Über alle Gräber wächst zuletzt das Gras,
Alle Wunden heilt die Zeit, ein Trost ist das,
Wohl der schlechteste, den man dir kann ertheilen;
Armes Herz, du willst nicht daß die Wunden heilen.
Etwas hast du noch, solang es schmerzlich brennt;
Das verschmerzte nur ist todt und abgetrennt.

(Friedrich Rückert)


Meine beiden Gesichter

Geht es dir gut,
werde ich gefragt
im Vorübergehn.
Doch, gut, sage ich
und zeige
das passende Gesicht:
mein gutgehendes Gesicht.

Mein anderes Gesicht
verberge ich liebevoll
unter meiner Kleidung.
Zuhause ziehe ich
mich aus.
Dann darf es
seine Trauer tragen.

(Renate Salzbrenner)

Beim Aufgang der Sonne
und bei ihrem Untergang
erinnern wir uns an sie

Beim Weben des Windes
und in der Kälte des Winters
erinnern wir uns an sie

Beim Öffnen der Knospen 
und in der Wärme des Sommers
erinnern wir uns an sie

Beim Rauschen der Blätter
und in der Schönheit des Herbstes
erinnern wir uns an sie

Wenn wir müde sind
und Kraft brauchen
erinnern wir uns an sie

Wenn wir verloren sind
und krank in unserem Herzen
erinnern wir uns an sie

Wenn wir Freude erleben
die wir so gern teilen würden
erinnern wir uns an sie

So lange wir leben
werden sie auch leben,
denn sie sind nun ein Teil von uns,
wenn wir uns an sie erinnern.

(Aus "Tore des Gebets")

Und

Und Wiesen gibt es noch
und Bäume und
Sonnenuntergänge
und Meer
und Sterne
und das Wort
das Lied
und Menschen
und

(Rose Ausländer)
 

Trauer kann man nicht überwinden
wie einen Feind.
Trauer kann man nur verwandeln:
den Schmerz in Hoffnung
die Hoffnung in tieferes Leben

(Sascha Wagner)

 
Ein Jahr heißt es
muss vergehn
ehe es leichter wird

erst wenn die Tage
wieder kürzer
und kühler werden

erst wenn die gelben
und roten
Blätter fallen

erst wenn die Nebel
wieder weiß
die Bäume verhüllen

dann erst beginnt
das zweite Jahr
dann erst können sich
erste Narben bilden

dann erst-
und immer vorausgesetzt
dass der Schmerz von gestern
das Alleinsein von heute
und die Leere von morgen

zu ertragen waren
bis dahin
*
Das Jahr ist vergangen
nachdem - so hieß es
alles leichter wird

Das Jahr der Besorgnis 
darf jetzt
als beendet gelten

Das Jahr - wie hieß es
der Trauerarbeit
ist jetzt vorüber

Das Jahr
der neuen Gedanken
das Jahr der Anpassung
muss doch
begonnen haben

Es ist das Jahr des Treibsands
der leise nachgibt
unter den Füßen
-
das Jahr
indem ihr mich
nicht mehr rufen hört

(Gitta Deutsch)

Ich weiß nicht warum...
Ich werde nie wissen warum...
Ich muss es nicht wissen.
Ich mag es nicht...
und ich muss es nicht mögen.
Meine Aufgabe ist es,
eine Entscheidung
über mein Leben zu treffen.
Was ich hoffe zu lernen ist:
Akzeptieren und weiterleben:
Es ist meine Entscheidung.

(Iris Bolten)






Mein Weg der Trauer

Den Weg, den ich vor mir habe, kennt keiner.
Nie ist ihn einer so gegangen,
wie ich ihn gehen werde.
Es ist mein Weg.

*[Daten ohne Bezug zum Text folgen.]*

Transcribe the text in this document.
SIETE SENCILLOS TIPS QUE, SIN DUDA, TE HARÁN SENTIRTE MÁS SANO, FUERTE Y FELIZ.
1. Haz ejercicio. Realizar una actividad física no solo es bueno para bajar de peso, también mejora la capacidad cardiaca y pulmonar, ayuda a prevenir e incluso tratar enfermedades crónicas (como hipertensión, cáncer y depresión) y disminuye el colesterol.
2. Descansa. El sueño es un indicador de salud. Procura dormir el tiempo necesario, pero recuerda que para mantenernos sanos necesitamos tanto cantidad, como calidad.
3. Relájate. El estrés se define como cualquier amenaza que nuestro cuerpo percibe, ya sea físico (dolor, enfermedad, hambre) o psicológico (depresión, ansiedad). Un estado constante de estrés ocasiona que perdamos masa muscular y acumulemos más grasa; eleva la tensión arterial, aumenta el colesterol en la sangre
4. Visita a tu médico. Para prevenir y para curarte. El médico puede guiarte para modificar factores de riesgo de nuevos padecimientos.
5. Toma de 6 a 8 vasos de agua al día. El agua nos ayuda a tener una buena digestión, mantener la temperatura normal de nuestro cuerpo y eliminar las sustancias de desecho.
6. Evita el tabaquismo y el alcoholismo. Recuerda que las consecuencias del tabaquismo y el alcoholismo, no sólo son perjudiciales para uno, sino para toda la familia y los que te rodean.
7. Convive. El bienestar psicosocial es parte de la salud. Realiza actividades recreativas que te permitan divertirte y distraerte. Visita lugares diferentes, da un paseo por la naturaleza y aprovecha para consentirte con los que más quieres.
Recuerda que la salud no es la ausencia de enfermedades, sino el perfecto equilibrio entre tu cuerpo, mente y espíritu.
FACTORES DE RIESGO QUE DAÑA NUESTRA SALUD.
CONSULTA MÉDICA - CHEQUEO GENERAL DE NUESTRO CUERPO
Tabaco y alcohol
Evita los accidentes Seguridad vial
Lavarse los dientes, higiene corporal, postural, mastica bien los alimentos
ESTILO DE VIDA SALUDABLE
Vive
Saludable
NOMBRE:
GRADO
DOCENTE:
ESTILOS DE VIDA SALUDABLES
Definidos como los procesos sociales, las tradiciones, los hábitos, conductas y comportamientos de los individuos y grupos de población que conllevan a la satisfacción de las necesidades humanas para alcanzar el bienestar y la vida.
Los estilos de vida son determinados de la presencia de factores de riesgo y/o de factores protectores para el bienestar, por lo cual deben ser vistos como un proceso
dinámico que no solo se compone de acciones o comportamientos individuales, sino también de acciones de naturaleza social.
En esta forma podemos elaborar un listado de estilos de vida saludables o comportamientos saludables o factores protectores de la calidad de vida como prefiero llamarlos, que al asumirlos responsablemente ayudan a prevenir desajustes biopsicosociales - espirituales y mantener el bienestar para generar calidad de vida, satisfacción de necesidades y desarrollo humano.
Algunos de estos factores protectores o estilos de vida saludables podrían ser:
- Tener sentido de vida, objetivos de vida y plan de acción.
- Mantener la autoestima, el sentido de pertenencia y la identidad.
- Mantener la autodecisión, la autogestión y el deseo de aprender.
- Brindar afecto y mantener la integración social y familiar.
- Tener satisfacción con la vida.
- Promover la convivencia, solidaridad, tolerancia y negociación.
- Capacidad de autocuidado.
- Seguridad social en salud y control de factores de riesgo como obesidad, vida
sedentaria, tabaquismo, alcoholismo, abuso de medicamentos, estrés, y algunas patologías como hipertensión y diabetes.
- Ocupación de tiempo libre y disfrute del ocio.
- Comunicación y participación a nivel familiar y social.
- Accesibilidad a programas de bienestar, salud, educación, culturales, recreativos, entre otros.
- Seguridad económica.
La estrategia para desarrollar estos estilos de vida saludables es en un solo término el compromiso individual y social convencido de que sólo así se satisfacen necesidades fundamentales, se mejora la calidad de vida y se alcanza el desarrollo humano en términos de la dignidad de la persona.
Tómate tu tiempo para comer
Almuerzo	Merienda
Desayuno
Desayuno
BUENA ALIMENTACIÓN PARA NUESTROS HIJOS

Unauswechselbar.
Ich kann mir Rat, Hilfe und Trost holen,
aber gehen muss ich ihn.
Ich will diesen Weg gehen,
so schwer er auch sein mag.
Und sicher wird es immer beides geben;
Tränen, Wut, Schmerz und Verzweiflung,
aber auch Hoffnung, Liebe und Dankbarkeit.
Es soll mein Weg sein.
Mein eigener Weg.

(Verfasser unbekannt)
 
 
 
 
 

Sometimes

Manchmal 
sind Erinnerungen wie ein Regenguss
kommen auf dich herab, 
erwischen dich ganz unvermutet.

Manchmal
sind Erinnerungen wie Gewitter,
schlagen auf dich ein,
gnadenlos in ihrem Auftauchen,
und dann wenn sie aufhören
lassen sie dich ermüdet und geschafft zurück

Manchmal
sind Erinnerungen wie Schatten
schleichen sich heimlich von hinten an,
verfolgen dich rundherum,
dann verschwinden sie
lassen dich traurig und verwirrt zurück.

Manchmal
sind Erinnerungen wie eine Daunendecke
umgeben dich mit Wärme
üppig, überreichlich
und manchmal bleiben sie,
hüllen dich in Zufriedenheit.

(Marsha Updike)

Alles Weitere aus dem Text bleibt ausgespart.